Clearly, Laurelwood's attorney is going to do his job and ask for much more, and say that the Navy's offer is insulting (or "a song," as the APP editors put it). To be sure, Congressman Smith, as a longtime observer of this case and the champion of NOPE's cause, is charging the Navy with acting in "bad faith."

We cannot discount, however, the Navy having been either a halfway decent business partner and/or extremely sympathetic to Laurelwood's 2002 plea to refinance the mortgage on the homes at a much more favorable interest rate (but, based on a document we've seen, more likely hoodwinked by bankers and Laurelwood's attorney into signing away its right to right to revoke the lease in the event of a national emergency), is well within its right to be a shrewd bargainer. Indeed, based on NOPE's reading of the contract and other documents obtained thru the Freedom of Information Act, the Navy had to know that Laurelwood needed upfront funds to build the new unimpeded access road, starting May 1, and would have almost no shot at procuring insurance on 300 rental townhomes (to civilians) inside a weapons facility and on federally owned land...in the wake of 9-11.

No matter how one slices it, both the Navy and Laurelwood are to blame for this charade. Yes, the Navy should have bought out the contract back in 2002 when approached by Laurelwood, both parties knowing full well that the civilian-rental phase (from 2010-2040) of the 52-year contract would amount to a major logistical and financial headache to the developer, Ms. Fischer, as well as the Navy. Indeed, our review of lease documents shows the Navy has made rent payments to Laurelwood (for one occupied unit) of roughly $30 million since 2002 for unused Laurelwood military housing.

Laurelwood's attorney, and for that matter all proponents of a buyout (NOPE among them, though for long we argued that the Navy should revoke the deal...until learning that the Navy foolishly signed away that right - something it kept out of the Laurelwood EIS and failed to mention during our face-to-face meetings), need to ease the rhetoric and propose a solution to end this mess rather than pointing fingers.

After 2+ years of involvement in this matter, my biggest concern - and I firmly believe this is shared by my fellow NOPE leaders - is the selfish intent of the Navy (get out of a bad housing deal and rent obligation) AND Laurelwood Homes LLC (get the most money out of the deal).

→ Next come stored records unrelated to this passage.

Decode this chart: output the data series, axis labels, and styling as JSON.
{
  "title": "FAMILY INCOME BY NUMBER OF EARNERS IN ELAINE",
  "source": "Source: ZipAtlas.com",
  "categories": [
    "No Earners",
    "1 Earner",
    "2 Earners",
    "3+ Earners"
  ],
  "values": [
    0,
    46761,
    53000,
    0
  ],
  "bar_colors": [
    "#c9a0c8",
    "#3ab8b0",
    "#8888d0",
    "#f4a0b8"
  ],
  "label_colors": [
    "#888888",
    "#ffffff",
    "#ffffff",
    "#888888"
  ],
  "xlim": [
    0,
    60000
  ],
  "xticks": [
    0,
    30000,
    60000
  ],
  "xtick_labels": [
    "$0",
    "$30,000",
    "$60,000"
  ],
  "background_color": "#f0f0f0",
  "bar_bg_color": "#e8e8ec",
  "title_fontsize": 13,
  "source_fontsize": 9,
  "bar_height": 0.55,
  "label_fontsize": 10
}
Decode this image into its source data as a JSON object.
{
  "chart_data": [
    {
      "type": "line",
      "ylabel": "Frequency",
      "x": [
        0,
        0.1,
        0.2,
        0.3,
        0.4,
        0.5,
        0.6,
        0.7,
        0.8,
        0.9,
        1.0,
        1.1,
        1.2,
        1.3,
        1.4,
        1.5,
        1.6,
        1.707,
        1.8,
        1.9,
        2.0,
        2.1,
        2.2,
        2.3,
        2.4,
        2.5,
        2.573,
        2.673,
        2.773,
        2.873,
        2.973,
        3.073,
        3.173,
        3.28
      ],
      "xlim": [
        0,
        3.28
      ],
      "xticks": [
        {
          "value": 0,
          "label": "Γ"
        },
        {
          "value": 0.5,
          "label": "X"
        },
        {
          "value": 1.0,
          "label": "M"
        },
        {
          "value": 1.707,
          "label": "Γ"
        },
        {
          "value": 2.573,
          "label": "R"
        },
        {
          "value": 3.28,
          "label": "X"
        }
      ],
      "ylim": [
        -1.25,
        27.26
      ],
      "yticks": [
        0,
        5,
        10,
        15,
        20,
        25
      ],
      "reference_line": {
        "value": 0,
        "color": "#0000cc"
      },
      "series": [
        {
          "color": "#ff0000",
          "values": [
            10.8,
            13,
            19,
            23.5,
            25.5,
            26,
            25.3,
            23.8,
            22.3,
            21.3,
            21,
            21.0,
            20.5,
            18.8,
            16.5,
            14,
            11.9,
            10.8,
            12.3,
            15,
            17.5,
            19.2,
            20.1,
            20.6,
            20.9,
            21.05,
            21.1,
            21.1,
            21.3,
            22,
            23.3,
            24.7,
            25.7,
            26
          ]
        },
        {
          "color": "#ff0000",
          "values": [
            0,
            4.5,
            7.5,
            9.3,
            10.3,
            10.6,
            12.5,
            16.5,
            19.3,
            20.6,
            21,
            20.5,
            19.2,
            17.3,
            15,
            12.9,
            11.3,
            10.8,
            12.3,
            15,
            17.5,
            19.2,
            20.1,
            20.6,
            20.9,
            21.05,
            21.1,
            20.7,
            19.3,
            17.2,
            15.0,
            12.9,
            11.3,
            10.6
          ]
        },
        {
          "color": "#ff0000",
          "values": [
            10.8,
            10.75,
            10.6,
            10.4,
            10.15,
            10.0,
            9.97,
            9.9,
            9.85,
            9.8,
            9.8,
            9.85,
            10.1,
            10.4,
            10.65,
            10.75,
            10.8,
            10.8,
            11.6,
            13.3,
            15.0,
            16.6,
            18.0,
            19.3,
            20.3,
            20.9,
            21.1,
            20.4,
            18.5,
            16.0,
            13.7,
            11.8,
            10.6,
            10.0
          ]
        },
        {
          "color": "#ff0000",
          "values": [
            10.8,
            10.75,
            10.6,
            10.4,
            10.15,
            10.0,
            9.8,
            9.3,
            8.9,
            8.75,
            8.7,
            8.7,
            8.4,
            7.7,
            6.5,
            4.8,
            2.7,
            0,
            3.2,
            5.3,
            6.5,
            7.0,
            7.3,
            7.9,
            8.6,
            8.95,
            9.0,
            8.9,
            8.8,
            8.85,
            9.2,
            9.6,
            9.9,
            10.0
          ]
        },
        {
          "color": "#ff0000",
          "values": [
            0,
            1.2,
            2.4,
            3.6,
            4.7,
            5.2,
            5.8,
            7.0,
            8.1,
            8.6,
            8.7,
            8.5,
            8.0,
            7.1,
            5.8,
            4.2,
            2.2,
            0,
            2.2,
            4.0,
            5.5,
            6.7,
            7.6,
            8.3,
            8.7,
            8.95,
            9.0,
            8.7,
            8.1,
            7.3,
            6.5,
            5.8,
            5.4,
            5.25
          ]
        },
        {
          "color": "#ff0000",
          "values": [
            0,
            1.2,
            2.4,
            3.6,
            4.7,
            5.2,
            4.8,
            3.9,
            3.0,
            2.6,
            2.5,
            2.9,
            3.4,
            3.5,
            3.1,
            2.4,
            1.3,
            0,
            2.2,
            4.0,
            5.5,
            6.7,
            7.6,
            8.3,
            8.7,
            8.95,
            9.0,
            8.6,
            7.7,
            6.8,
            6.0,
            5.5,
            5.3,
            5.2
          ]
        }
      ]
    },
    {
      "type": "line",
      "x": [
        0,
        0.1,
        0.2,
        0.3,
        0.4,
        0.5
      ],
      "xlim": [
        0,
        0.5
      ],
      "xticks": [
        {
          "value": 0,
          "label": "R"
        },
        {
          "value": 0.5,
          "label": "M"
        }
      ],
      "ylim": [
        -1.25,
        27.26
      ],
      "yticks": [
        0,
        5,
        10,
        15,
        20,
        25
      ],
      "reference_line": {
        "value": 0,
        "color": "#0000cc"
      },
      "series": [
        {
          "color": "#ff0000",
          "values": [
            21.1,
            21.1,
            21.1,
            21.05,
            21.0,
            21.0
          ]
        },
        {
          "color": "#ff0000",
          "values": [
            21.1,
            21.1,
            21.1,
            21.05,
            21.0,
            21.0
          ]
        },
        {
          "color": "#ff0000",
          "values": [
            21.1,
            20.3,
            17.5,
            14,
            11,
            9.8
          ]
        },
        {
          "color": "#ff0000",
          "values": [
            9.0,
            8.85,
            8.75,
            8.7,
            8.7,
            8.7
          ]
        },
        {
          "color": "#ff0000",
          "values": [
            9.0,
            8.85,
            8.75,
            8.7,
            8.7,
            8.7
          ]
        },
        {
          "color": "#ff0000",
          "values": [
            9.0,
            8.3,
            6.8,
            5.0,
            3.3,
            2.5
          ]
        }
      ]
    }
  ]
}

With Congressmen Smith, Holt and Pallone as intermediaries (remember, NWS Earle spans three U.S. legislative districts), arrangements should be made publicly to refrain from drawn-out litigation and/or mudslinging and to have a handful of impartial appraisers come in and assess the fair value of a buyout, rather than the Navy low-balling Laurelwood and Laurelwood falsely assuming that it is sitting on a king's ransom.

Set the buyout at the median or average of the independent appraisals, then immediately level the homes to avoid potential shenanigans and put this Laurelwood housing mess to bed once and for all.